# 01' A6 4.2 review



## jbrownS6 (Mar 2, 2011)

I am going to buy one this week and would like some feed back, about cost, maintance, and reliability. Plus MODs, the car will be completely stock.

thanks,

jb


----------



## speedyg60 (Feb 19, 2011)

*a6 4.2*

Well it's expensive to fix. Such problems are the transmission. If the fluid and filter where never changed or no records on that or any on the car I would stay away even tho you think it's a cheap car. Just spend a couple thousand more for a nice clean one with records. Or you will have to spend that plus more into to a not so nice 4.2. You have to see how they shift and make sure reverse works and doesn't chatter backing up. You have to do the usual maintenance if not doesn't already such as the 90k tune up and look at the prone cv boots ripping and control arms Make sure no lights are on the dash and also get the car scanned so you know whats going on with it. Get a report from the dealer or someone with a vagcom.


----------



## halo777 (Jan 30, 2011)

*4.2*

I have owned two of the 4.2s. On both, the transmission went within 6 months. 

Right now, Im doing a manual conversion on the second one. Didn't want to shoot for number three.

Aside from the trans, expect to replace all the control arms in the front (approx $1000) and probably the suspension if it has high mileage.

First one cost me $24000. The second one was $6500. 

As soon as I bought the second, I put $3500 into it, and now the trans conversion for about $6000.
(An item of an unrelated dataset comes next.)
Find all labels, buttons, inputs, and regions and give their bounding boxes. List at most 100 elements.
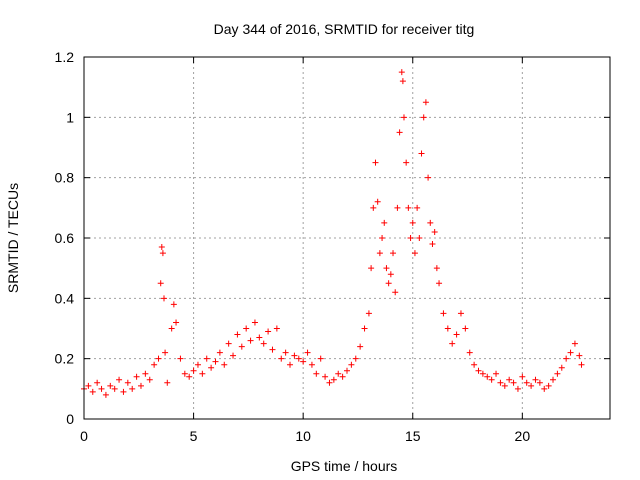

They are awesome cars, but the purchase price is just the starting point. Especially if it hasnt been well maintained.

Good Luck!


----------



## cmlltan (Apr 12, 2011)

I dont know how many miles you guys have on your care. but mine 2001 had 208k on it now I bought it with 100k on it 3yrs ago. I did not have to put any money into it until I hit 190k. since then I have put new struts ($550), power steering pump($340), timing belt($350), and the trans just went out at 205k so that was rebulit. I did save a lot of money by doing everything myself besides the trans. but parts prices in () are expensive.


----------